PCS 189-196 covers the ritual Mass of Viaticum. The assumption is that the priest knows how to conduct the Entrasnce rites. The introduction (PCS 175 ff) has already instructed the priest and any other planners to PCS Part III (PCS 297 and especially 298) for the readings of the Liturgy of the Word. Don’t forget that the dying person and/or family may choose biblical readings not in the Lectionary (PCS 184a) if these have a stronger meaning.
What are these eight sections about? Simply the additions and adaptations to the celebration of Mass. PCS 189 instructs the homilist:
189. After the gospel a brief homily on the sacred text may be given in which the priest explains the meaning and importance of viaticum.
Considering the stress the rite gives to preparation, I would say this “catechetical” homily may be directed to the community, or it would elaborate for the dying person what has already been discussed in the preparations for the Mass.
PCS 190 describes the Baptismal Profession of Faith.
190. If the sick person is to renew his or her baptismal profession of faith, this should be done at the conclusion of the homily. This renewal takes place of the usual profession of faith in the Mass.
The priest gives a brief introduction and then asks the following questions:
… and the Q&A format is used. The ritual does not instruct the dying person alone to respond. I would interpret any baptismal profession to be shared by those believers who are present, not just the dying person.
Where we ordinarily pray the general intercessions, the rite gives the
My brothers and sisters, with one heart, let us call on our Savior Jesus Christ.
You loved us to the very end and gave yourself over to death in order to give us life. For our brother/sister, Lord, we pray:
Lord, hear our prayer.You said to us: “All who eat my flesh and drink my blood will live forever.” For our brother/sister, Lord, we pray: Lord, hear our prayer.You invite us to join in the banquet where pain and sorrow, sadness and separation will be no more. For our brother/sister, Lord, we pray:Lord, hear our prayer.

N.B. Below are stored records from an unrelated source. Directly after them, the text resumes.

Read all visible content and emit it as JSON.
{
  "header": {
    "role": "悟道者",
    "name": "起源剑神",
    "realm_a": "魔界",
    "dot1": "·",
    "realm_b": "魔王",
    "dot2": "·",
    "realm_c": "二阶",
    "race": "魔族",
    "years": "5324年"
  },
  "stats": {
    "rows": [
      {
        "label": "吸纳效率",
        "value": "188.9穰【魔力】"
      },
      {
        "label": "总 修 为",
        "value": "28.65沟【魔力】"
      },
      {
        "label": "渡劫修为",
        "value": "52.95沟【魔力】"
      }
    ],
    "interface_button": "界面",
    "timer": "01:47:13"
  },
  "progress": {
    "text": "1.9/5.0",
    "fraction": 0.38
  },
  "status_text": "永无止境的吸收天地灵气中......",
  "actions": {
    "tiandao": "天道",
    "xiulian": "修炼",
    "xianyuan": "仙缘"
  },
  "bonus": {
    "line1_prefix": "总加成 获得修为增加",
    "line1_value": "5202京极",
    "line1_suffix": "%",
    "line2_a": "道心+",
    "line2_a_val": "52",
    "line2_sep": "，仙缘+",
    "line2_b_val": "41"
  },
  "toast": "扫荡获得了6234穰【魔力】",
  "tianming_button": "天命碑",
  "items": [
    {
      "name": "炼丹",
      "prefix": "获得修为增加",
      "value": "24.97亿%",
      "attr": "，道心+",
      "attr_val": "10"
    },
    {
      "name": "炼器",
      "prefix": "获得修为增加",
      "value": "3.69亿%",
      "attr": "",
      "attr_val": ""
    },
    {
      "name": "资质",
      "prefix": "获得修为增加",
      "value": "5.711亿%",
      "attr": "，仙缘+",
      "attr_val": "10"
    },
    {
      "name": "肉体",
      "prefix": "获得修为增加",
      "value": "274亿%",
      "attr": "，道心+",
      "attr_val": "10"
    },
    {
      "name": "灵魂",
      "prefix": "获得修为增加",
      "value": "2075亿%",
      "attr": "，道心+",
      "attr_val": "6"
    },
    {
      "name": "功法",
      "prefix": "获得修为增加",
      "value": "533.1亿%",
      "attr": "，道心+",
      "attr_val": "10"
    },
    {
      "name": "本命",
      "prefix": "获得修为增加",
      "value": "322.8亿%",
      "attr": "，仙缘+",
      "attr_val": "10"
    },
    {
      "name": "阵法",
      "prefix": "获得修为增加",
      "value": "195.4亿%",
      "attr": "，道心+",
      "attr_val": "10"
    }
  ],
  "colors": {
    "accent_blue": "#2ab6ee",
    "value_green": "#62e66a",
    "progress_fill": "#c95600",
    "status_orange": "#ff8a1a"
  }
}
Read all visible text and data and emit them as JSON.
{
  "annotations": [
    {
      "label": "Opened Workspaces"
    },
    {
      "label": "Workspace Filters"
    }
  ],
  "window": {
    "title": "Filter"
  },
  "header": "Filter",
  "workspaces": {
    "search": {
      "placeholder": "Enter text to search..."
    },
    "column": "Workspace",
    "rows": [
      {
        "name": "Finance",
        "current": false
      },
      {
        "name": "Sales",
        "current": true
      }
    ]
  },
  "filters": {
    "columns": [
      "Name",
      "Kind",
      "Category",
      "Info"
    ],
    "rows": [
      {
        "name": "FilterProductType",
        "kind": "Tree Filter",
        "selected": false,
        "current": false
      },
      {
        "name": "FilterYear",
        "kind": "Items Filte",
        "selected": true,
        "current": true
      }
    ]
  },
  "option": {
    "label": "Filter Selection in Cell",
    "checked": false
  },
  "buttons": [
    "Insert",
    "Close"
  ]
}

The style of this prayer is more acclamatory. When we look at the funeral rites we see a similar development. My interpretation is that God naturally knows our needs and wants before we utter them. This litany, and others like it, serve less to “tell” God what to do or what has been done, and more to reinforce the faith of those present.
In the Liturgy of the Eucharist, the sign of peace (192) and Communion as Viaticum (193) are described. Form A of the pre-Communion ritual is noteworthy:
Jesus Christ is the food for our journey; he calls us to the heavenly table.
And the response, “Lord I am not worthy …” follows. Form B is the customary “This is the Lamb of God …” and form C is another alternate:
These are God’s holy gifts to his holy people: receive them with thanksgiving.
As with the usual form, A underscores the Eucharist as food. They all emphasize the grace of God in calling people to the sacrament. Immediately upon receiving Communion, or afterward, the priest adds this brief prayer for the dying person:
May the Lord Jesus Christ protect you and lead you to eternal life.
The rite then instructs that others present then receive communion.
PCS 194 provides for the final solemn blessing as we saw in PCS 91. PCS 195 gives the apostolic pardon:
Through the holy mysteries of our redemption, may almighty God release you from all punishments in this life and in the life to come.
May he open to you the gates of paradise and welcome you to everlasting joy.
In PCS 196, the deacon or priest dismisses the people.
Whew! That’s a lot to digest. Some general commentary:
The additions to the celebration of Mass are designed to draw attention to the pastoral and spiritual needs of the dying and to the coping loved ones and community without undue interruption of the celebration of Mass. It would make sense that instead of adding the “Litany” of PCS 191 to the customary prayers of the faithful, that it would replace those prayers and focus on the concerns of the laity present.
Words may and should change to reflect the pastoral and spiritual situation at the liturgy. What remains a constant is the style of the prayer and the invitation for those present to respond vocally as they do at other Masses.
The dying person is singled out as a member of a community, not the focus of the rite. Christ remains the aim, as we see in the wording of the prayers. The Litany, for example, begins with Christ and recounts his saving actions on behalf of humanity. The general intercessions, as I hear them composed, do not always strike this balance. In a circumstance of near-death, it would be only human to focus on the person, her or his sufferings, and possibly lose the emphasis on Christ.
And as Liam noted in the comments on the previous PCS thread, the apostolic pardon is a vital part of the pastoral care of the dying. Follow the link in the comment to Fr Z’s post on this from last September. The blogger asked if priests knew of this and were prepared to offer it. It’s a good question: do they?